Conserving Michigan's Natural Resources
Attracting talent and protecting the unique conservation, natural resource and outdoor recreation assets of Michigan’s diverse landscape
Michigan's deep forests and blue-ribbon trout streams inspired a young Ernest Hemingway; our beaches and majestic dunes landed on Good Morning America as the most beautiful place in America; our hunting, biking and paddling sports are known from coast to coast. It’s clear that, as Michiganders, we have the privilege and the responsibility to protect and enhance a set of truly world-class natural assets.
And while commercials tout the Pure Michigan brand all around the world, the hard work of protecting and restoring our great outdoor heritage, as always, falls on the shoulders of the conservation-minded folks who frequent its woods and waters. Michigan's natural resources not only improve our environment and enhance our lives, they enhance the special places that attract visitors and might again inspire our young people to stay, play and invest their ingenuity and creativity in our state.
By facilitating a stronger place-based quality of life strategy and more effectively collaborating to connect, restore, enhance and promote these natural assets, Michigan’s outdoors and natural resources—Pure Michigan—can become a much larger and more significant economic development tool for attracting talent and rebuilding our state’s overall economic vibrancy.
Natural resource assets would help achieve better connections between public and private agencies working to protect, enhance and promote these resources. Opportunities to better partner with regional and state groups include initiatives around rural asset identification, habitat restoration, stormwater management, green infrastructure, forestry, trail development and land acquisitions.
Challenges
The traditional avenues by which our natural resources are tapped for economic gain—timber production and mining, for example—are alive and well in Michigan today. From woody biomass utilization to natural gas recovery technologies and new mining plays in the Upper Peninsula, interest in these components of Michigan’s natural resource economy is on the rise. Understandably, these job-creating opportunities are enjoying strong support from Michigan lawmakers and agency staff.

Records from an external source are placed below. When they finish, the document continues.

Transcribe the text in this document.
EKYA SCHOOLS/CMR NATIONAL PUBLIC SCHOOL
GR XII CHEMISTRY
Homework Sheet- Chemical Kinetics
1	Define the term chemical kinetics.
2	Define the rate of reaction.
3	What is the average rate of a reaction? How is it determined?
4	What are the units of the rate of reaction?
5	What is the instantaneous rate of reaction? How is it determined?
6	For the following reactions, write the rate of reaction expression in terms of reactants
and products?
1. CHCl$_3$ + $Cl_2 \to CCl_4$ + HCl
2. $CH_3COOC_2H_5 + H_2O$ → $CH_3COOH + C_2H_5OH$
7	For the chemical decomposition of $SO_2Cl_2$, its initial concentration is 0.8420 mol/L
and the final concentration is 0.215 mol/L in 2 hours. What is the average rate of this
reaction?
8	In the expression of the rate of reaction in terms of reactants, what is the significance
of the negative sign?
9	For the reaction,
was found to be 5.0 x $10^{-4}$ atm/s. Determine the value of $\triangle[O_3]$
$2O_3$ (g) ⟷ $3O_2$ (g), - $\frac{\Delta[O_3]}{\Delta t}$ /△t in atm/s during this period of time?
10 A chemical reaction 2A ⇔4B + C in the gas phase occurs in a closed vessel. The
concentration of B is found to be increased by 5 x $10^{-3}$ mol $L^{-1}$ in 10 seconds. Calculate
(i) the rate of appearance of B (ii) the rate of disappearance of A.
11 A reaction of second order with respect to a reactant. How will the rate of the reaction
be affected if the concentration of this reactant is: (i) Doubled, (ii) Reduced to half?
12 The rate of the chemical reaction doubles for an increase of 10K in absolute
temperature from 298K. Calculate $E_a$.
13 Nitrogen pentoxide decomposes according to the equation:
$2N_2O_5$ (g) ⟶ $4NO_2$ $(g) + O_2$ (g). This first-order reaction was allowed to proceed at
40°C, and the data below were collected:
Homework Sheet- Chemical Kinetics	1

But delivering on the full economic potential of the Pure Michigan brand (and the places that are its foundation) should also mean that, as these extractive operations are undertaken, we look ahead to ensure that the state and local communities have a plan for after the operations are gone. By and large, these industries are relatively short-lived. Once the timber and minerals are removed, the companies and jobs move on, often leaving rural communities with little to show for their efforts.
How might the state and local partners capture additional financial benefit from these one-time removals and invest the money in things that will make local communities attractive and economically sustainable in the future? Could a new mining haul road be built, for example, to also one day provide improved recreational access?
Michigan is currently under-utilizing its natural resource base as an economic development strategy that embraces and employs these assets as place-based, quality of life investments in the emerging, talent-based economy. Conservation, environmental and outdoor recreation groups can help communities and leaders identify strategies and rally public support for a natural asset-based economic development strategy that would put our state’s outdoor quality of life on par with other urban redevelopment and extraction-driven natural resources initiatives. The end result would be a set of implementable natural resource-based economic development plans, with local support and implementation teams, to fully utilize and protect the unique conservation, natural resource and outdoor recreation assets of Michigan’s diverse landscape.
MEC Conservation Priorities
- Support existing laws that preserve of Michigan’s greatest and most iconic natural assets: sand dunes, natural rivers and free-flowing blue ribbon trout stream, clean beaches, and contiguous forests.
- Promote Michigan’s natural assets such as parks, beaches, forests and rivers as critical components in building a New Economy based on talent attraction; tap these assets to build a strong brand of a fun and healthy state with lots of access to the great outdoors.
- Secure and expand appropriate public ownership and access to Michigan’s great outdoors and encourage a stewardship ethic and appreciation for nature in current and future generations.
- Transition Michigan toward more sustainable harvest practices and focus on building more diversity and resiliency into the management approaches for the state’s forests and recreational lands.
- Preserve critical habitats and representations of Michigan’s unique and fragile natural ecology, and support efforts to restore healthy ecosystems where they have been degraded.
- Use both strategic financial incentives and appropriate growth management regulations in Michigan to guide land use and development in ways that protect our amazing natural resources, cultural heritage and agricultural viability.
- Ensure that mining, drilling, logging and other potentially harmful industries proceed only when negative impacts are either avoided or minimized, and that these short-term industries pay their fair share to support a transition to sustainable uses of the natural resources such as tourism and recreation.